Extensive efforts have been made to develop drugs to cure breast cancer. Before a new breast cancer drug is allowed into clinical testing in patients, the drug needs to show promising effect on human breast cancer implanted into mice. Unfortunately, the vast majority of promising drugs that work on human breast tumors in mice do not work in patients. I propose that an important reason for this frequent failure is that the hormonal environment in mice does not mimic the hormonal environment in patients. Specifically, I have discovered that human breast tumors are not responsive to mouse prolactin, which is one of main hormones that regulate human breast cancer growth. I therefore seek postdoctoral funding for a project that aims to correct this major hormonal shortcoming of current mouse models.
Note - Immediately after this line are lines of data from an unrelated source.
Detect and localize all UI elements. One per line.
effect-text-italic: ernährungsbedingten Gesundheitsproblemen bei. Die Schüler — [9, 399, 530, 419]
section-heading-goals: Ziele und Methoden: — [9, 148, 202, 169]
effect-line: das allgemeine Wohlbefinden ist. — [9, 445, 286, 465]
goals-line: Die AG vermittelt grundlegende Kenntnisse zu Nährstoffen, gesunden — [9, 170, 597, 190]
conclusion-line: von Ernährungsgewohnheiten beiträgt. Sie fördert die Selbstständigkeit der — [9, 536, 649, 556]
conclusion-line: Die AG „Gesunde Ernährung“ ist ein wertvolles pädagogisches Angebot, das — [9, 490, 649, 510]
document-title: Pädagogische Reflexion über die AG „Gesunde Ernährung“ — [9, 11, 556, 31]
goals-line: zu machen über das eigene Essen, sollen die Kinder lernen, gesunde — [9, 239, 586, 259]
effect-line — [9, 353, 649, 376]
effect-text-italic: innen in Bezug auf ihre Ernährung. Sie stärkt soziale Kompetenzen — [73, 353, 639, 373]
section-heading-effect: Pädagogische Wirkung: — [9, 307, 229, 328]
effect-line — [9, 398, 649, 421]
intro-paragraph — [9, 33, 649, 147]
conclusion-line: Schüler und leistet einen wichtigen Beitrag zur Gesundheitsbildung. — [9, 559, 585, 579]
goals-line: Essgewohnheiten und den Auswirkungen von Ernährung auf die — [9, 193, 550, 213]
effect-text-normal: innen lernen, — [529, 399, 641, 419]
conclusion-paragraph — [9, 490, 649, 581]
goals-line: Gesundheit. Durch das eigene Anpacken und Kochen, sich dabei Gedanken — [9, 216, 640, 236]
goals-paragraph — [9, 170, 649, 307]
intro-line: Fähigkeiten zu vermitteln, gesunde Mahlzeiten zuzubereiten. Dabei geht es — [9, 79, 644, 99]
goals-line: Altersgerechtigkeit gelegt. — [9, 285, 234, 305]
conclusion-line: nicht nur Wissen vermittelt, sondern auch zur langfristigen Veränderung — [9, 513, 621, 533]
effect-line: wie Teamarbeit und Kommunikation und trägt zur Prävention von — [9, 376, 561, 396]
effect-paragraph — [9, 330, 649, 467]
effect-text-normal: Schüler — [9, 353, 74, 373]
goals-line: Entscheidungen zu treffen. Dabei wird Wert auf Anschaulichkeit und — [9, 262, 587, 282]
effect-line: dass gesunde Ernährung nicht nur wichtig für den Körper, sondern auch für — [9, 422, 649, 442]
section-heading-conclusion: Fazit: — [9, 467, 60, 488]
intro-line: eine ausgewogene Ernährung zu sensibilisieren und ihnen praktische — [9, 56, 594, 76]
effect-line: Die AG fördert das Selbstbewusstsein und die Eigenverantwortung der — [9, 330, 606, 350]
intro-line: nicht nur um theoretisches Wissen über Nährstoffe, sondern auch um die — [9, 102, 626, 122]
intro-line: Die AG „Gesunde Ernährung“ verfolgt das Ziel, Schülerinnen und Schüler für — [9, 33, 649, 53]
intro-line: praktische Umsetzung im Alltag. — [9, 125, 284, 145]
The interaction of three different hormones - estrogen, progesterone and prolactin - is central for growth regulation of normal and cancerous breast cells. As I will show in this application, mouse prolactin fails to functionally activate human prolactin receptors on human breast tumor cells. In other words, human breast tumors grown in mice do not “see” or “sense” mouse prolactin, and therefore need to grow in absence of this growth factor. I therefore believe that only more aggressive breast tumors will grow in mice, and that their responsiveness to drugs does not reflect the responsiveness of the same tumors grown in the presence of human prolactin. Consequently, current mouse models fail to mimic the hormonal environment of patients.
During my first four months as a postdoctoral fellow at the Lombardi Comprehensive Cancer Center at Georgetown University, I have 1) proven that mouse prolactin does not activate human prolactin receptors, 2) verified that human prolactin, in contrast, works well on mouse prolactin receptors, and 3) generated and successfully injected a targeting DNA vector that carries the human prolactin gene into mouse embryonic stem cells. We expect the first mice to be ready for further testing and analyses by October, 2004. These mice will be mated with immunodeficient mice to generate appropriate hosts for growing human breast tumors. I will compare tumor drug responsiveness in the new mice and in immunodeficient mice currently used in preclinical trials. I expect to observe extensive differences in drug responsiveness and growth of human breast cancer grown in mice expressing human prolactin. These modified mice have the potential to revolutionize experimental human breast cancer testing.